Schwab Market Perspective: 2025 Mid-Year Outlook

The Trump administration's rollout of a sweeping new tariff policy shook stock markets in April and has continued to create uncertainty, although investor reaction has become more muted to each new development. The fear that tariffs will boost inflation and slow economic growth is likely to continue to affect markets in the second half of the year, until and unless there is more clarity on policy. We expect the Federal Reserve to cut short-term interest rates one or two times in the second half of the year.

Meanwhile, international stocks have outperformed U.S. stocks, and we continue to encourage investors to make sure they're appropriately diversified in this area. From a wealth management standpoint, while we're keeping an eye on the tax-and-spending bill making its way through Congress, we suggest investors consider tax-aware planning and investing strategies that may be beneficial no matter what happens in Washington.

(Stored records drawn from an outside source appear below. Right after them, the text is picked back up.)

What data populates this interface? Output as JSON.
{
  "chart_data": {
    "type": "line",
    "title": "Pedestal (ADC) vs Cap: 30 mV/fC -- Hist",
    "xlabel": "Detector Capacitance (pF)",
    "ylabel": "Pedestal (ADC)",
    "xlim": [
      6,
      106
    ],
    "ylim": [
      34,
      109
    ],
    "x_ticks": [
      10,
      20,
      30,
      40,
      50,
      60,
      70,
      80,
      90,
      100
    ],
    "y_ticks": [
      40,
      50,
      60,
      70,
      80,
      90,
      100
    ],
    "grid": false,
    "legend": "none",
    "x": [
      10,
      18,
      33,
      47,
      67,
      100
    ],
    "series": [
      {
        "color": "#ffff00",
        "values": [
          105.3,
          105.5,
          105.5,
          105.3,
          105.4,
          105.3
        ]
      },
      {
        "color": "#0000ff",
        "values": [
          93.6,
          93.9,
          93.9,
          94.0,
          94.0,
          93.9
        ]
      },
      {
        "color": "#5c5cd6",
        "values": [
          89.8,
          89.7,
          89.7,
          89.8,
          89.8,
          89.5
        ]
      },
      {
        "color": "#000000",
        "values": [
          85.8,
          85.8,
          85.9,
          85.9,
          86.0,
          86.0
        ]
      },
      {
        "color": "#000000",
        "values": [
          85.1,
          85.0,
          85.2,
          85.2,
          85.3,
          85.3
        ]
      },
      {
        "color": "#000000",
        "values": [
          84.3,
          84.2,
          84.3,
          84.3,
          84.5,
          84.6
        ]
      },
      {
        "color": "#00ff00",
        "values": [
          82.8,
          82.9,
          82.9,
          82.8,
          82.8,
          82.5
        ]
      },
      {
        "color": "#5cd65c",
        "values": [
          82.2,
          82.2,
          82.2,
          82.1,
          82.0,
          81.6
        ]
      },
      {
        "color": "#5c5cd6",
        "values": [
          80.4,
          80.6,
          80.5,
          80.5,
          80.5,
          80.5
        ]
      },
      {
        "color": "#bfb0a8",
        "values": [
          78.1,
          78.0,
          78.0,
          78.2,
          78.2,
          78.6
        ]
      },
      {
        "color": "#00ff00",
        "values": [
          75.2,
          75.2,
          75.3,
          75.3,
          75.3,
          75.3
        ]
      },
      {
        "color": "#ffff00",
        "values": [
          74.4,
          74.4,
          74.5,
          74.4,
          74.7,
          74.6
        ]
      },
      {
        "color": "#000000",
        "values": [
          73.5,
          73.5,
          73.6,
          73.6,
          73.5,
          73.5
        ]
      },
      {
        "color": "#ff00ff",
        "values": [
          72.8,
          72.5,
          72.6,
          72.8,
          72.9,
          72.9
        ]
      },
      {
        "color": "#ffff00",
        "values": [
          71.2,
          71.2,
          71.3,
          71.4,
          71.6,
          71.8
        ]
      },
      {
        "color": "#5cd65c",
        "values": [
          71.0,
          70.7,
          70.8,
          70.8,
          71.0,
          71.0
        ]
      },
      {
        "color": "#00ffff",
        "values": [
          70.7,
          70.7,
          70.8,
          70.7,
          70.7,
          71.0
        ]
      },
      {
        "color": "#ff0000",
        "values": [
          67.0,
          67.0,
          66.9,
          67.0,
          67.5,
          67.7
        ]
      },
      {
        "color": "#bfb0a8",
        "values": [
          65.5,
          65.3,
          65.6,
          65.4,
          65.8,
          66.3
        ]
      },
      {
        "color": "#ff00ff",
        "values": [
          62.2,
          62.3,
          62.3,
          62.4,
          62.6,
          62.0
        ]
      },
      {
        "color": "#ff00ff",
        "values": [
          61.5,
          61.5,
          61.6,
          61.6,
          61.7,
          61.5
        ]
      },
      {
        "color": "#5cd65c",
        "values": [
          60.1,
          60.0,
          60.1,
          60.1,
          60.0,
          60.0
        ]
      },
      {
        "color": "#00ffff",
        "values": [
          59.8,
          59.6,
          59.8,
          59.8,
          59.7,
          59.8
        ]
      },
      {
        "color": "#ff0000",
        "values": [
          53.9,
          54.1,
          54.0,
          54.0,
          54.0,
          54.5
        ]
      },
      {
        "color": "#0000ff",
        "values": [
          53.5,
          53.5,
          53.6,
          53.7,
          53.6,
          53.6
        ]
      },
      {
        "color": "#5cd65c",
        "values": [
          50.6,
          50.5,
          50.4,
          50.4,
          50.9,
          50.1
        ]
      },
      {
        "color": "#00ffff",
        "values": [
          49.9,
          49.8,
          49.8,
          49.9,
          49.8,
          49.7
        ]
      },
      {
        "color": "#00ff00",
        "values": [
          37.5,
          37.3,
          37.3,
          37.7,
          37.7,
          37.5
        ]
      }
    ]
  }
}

U.S. stocks and economy: Under pressure

As we approach the midpoint of 2025, the U.S. economy faces many uncertainties, including the possibility that tariffs will raise inflation, that the tax-and-spending bill currently working its way through Congress will increase the federal debt, and signs that the labor market may be cooling.

In turn, with stocks currently near all-time highs, the bar is relatively high for the market in the second half of the year. It would be beneficial if tariff rates were to decline, the labor market stabilize and inflation remain under control, but predicting those events is extremely difficult. For now, investor sentiment and positive earnings growth remain supportive for stocks, but stretched valuations and the potential that tariff policy will slow economic growth are headwinds.

In early April, the Trump administration unveiled significant tariff increases—followed by subsequent escalations, de-escalations, delays, court decisions, and appeals. Trade negotiations with individual countries are ongoing. But as of this writing, the average effective tariff rate is more than 15%, the highest since the Great Depression in the 1930s.

Average tariffs are at the highest level since the Great Depression
Average Tariff graph

Tariffs may raise prices of certain goods or cut into profits for businesses that don't pass on the tariff cost to customers via price increases. Higher prices may lower consumer demand, which could slow economic growth.